O desabafo do atacante respingou também no episódio que causou a perda de quatro pontos do clube paraibano na Copa do Nordeste, para falar sobre o desmanche no elenco bicampeão estadual.

“Agora só acho pelo pouco que conheço de futebol adquirido nos 25 clubes que passei não se pode jogar um planejamento de dois anos inteiro por causa de um mês. Ganhamos o paraibano com os pés nas costas.

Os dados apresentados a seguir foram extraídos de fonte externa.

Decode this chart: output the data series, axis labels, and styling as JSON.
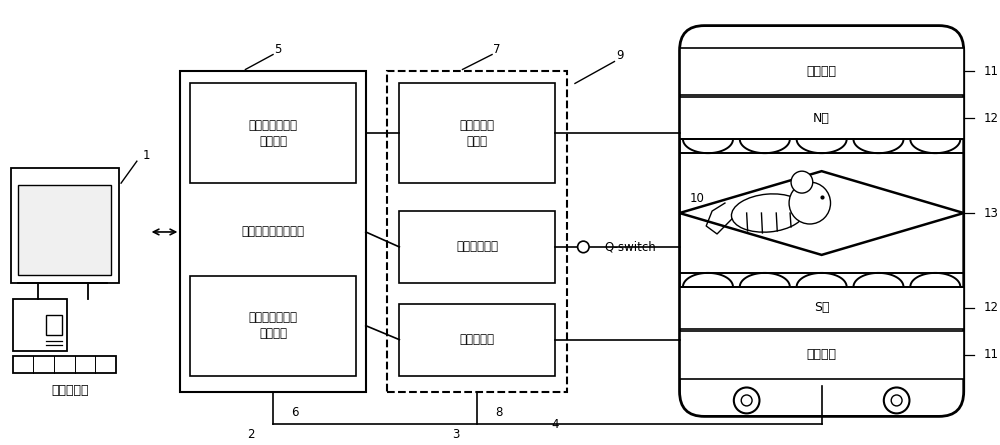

Metemos seis no CSP (semifinal) e três no Campinense (final). Na Copa do Nordeste, batemos no Náutico, empatamos com o Sport. Não nos classificamos porque o Gian (Giancarlo Dantas, supervisor de futebol do Botafogo) inscreveu dois jogadores irregulares (Pio e Thiaguinho na estreia contra o Sport em 1 a 1, no Almeidão), além de ter passarmos 17 rodadas no G-4 da Série C. E aí o que aconteceu no último mês não sei te explicar”, encerrou.

Além de Frontini, outros medalhões também deixaram o Botafogo-PB ao fim da temporada passada, a exemplo de Lenilson, Pio e Rafael Aidar.